One way that carbohydrate restriction may decrease inflammation is through an altered fatty acid profile. Low-carbohydrate diets may result in profound alterations in PUFA (poly-unsaturated fatty acids), particularly affecting arachidonate, an omega 6 PUFA. When incorporated into membranes arachidonate is commonly assumed to have a deleterious effect on the overall inflammatory balance because of its conversion to proinflammatory eicosanoids (e.g., prostaglandin E2, thromboxane A2, leukotrienes B4).

In contrast, eicosanoids derived from long omega 3 PUFA have less inflammatory effects.

Less oxidative stress should result in better preservation of arachidonate since free radicals play a part in its metabolism. Inflammatory cytokines are known to increase production of free radicals which in turn initiate arachidonic acid release and breakdown.

Most evidence indicates that restricting dietary carbohydrate positively impacts inflammation.

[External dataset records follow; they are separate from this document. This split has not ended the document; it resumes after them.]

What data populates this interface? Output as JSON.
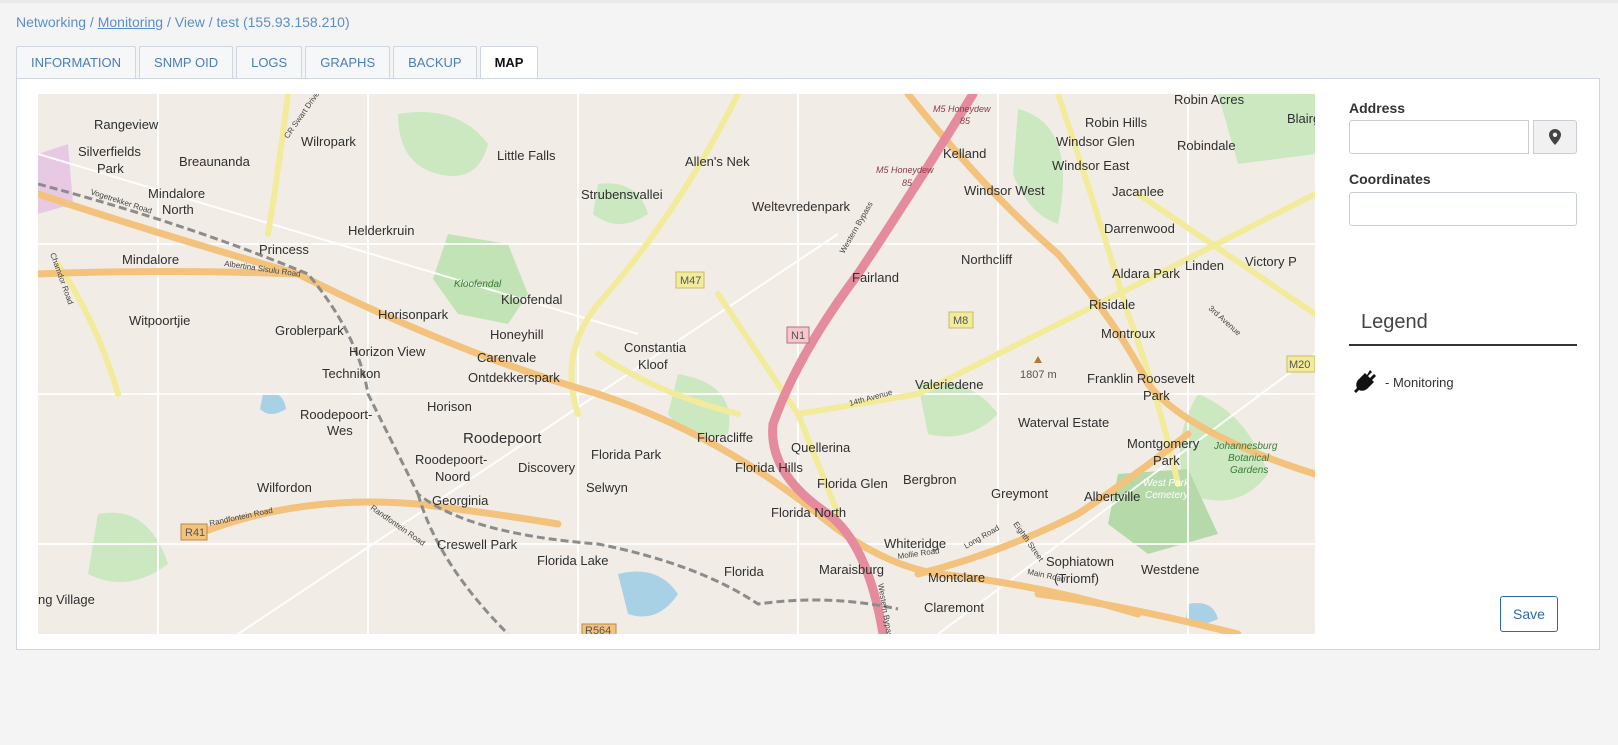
{
  "breadcrumb": {
    "networking": "Networking",
    "sep1": " / ",
    "monitoring": "Monitoring",
    "sep2": " / ",
    "view": "View",
    "sep3": " / ",
    "current": "test (155.93.158.210)"
  },
  "tabs": [
    {
      "label": "INFORMATION"
    },
    {
      "label": "SNMP OID"
    },
    {
      "label": "LOGS"
    },
    {
      "label": "GRAPHS"
    },
    {
      "label": "BACKUP"
    },
    {
      "label": "MAP",
      "active": true
    }
  ],
  "form": {
    "address_label": "Address",
    "address_value": "",
    "coordinates_label": "Coordinates",
    "coordinates_value": ""
  },
  "legend": {
    "title": "Legend",
    "items": [
      {
        "icon": "plug-icon",
        "label": "- Monitoring"
      }
    ]
  },
  "save_label": "Save",
  "map": {
    "places": [
      "Rangeview",
      "Wilropark",
      "Silverfields Park",
      "Breaunanda",
      "Mindalore North",
      "Little Falls",
      "Allen's Nek",
      "Strubensvallei",
      "Weltevredenpark",
      "Kelland",
      "Windsor Glen",
      "Robin Hills",
      "Robin Acres",
      "Blairg",
      "Robindale",
      "Windsor East",
      "Windsor West",
      "Jacanlee",
      "Darrenwood",
      "Helderkruin",
      "Princess",
      "Mindalore",
      "Kloofendal",
      "Fairland",
      "Northcliff",
      "Aldara Park",
      "Linden",
      "Victory P",
      "Witpoortjie",
      "Groblerpark",
      "Horisonpark",
      "Honeyhill",
      "Constantia Kloof",
      "Risidale",
      "Montroux",
      "Horizon View",
      "Carenvale",
      "Technikon",
      "Ontdekkerspark",
      "Valeriedene",
      "Franklin Roosevelt Park",
      "Roodepoort-Wes",
      "Horison",
      "Roodepoort",
      "Florida Park",
      "Floracliffe",
      "Quellerina",
      "Waterval Estate",
      "Montgomery Park",
      "Roodepoort-Noord",
      "Discovery",
      "Florida Hills",
      "Florida Glen",
      "Bergbron",
      "Wilfordon",
      "Selwyn",
      "Georginia",
      "Greymont",
      "Albertville",
      "Florida North",
      "Whiteridge",
      "Creswell Park",
      "Florida Lake",
      "Florida",
      "Maraisburg",
      "Sophiatown (Triomf)",
      "Westdene",
      "Montclare",
      "Claremont",
      "ng Village"
    ],
    "road_labels": [
      "M5 Honeydew 85",
      "M5 Honeydew 85",
      "Vogetrekker Road",
      "Albertina Sisulu Road",
      "Chamdor Road",
      "CR Swart Drive",
      "Western Bypass",
      "14th Avenue",
      "Randfontein Road",
      "Mollie Road",
      "Long Road",
      "Main Road",
      "Eighth Street",
      "3rd Avenue",
      "Western Bypass"
    ],
    "shields": [
      "M47",
      "N1",
      "M8",
      "R41",
      "M20",
      "R564"
    ],
    "green_labels": [
      "Kloofendal",
      "Johannesburg Botanical Gardens",
      "West Park Cemetery"
    ],
    "elevation": "1807 m"
  },
  "colors": {
    "link": "#5b8fc7",
    "accent": "#2c6aa8",
    "motorway": "#e58b9e",
    "primary_road": "#f6c98c",
    "secondary_road": "#f6f3a8",
    "park": "#c8e9bf",
    "water": "#a9d1e6"
  }
}
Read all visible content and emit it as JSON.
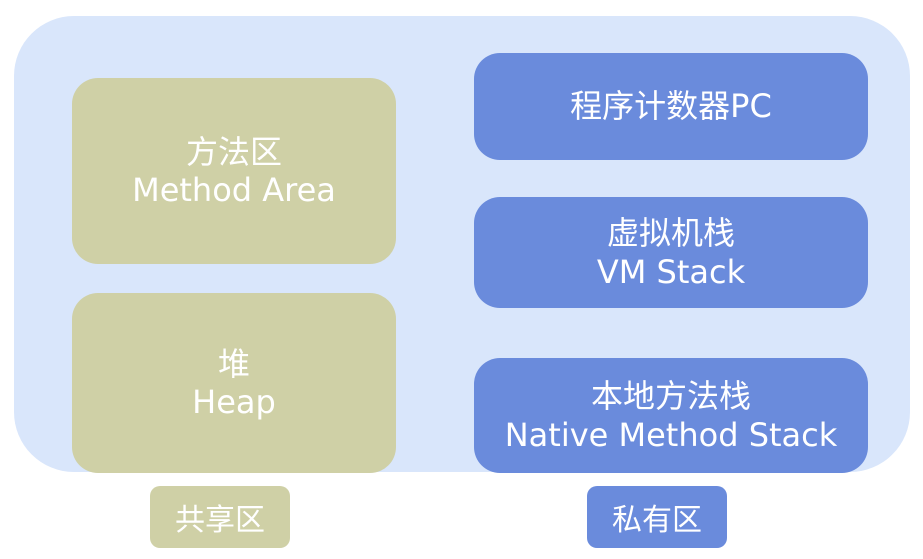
{
  "method_area": {
    "zh": "方法区",
    "en": "Method Area"
  },
  "heap": {
    "zh": "堆",
    "en": "Heap"
  },
  "program_counter": {
    "label": "程序计数器PC"
  },
  "vm_stack": {
    "zh": "虚拟机栈",
    "en": "VM Stack"
  },
  "native_method_stack": {
    "zh": "本地方法栈",
    "en": "Native Method Stack"
  },
  "legend": {
    "shared": "共享区",
    "private": "私有区"
  },
  "colors": {
    "container_bg": "#d9e6fb",
    "shared": "#cfd0a6",
    "private": "#6a8bdc",
    "text": "#ffffff"
  }
}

Another part of the inflammation puzzle may lie in AGE (not age, but Advanced Glycation End products). These are proteins which have gotten attached to glucose probably because of hyperglycemia. These modified circulating proteins can then bind to AGE receptors and activate them, thereby causing the production of inflammatory cytokines.

Funny thing here is that mitochondria produce ROS. Researchers claim this is mostly because of an increased FFA flux with accompanying increased FFA oxidation by the mitochondria. The increased oxidation causes mitochondrial overproduction of ROS. Thus, it seems that too much fatty acids in the blood will both cause a lipid overload in tissues and cause a greater production of reactive oxygen species all of which will increase insulin resistance.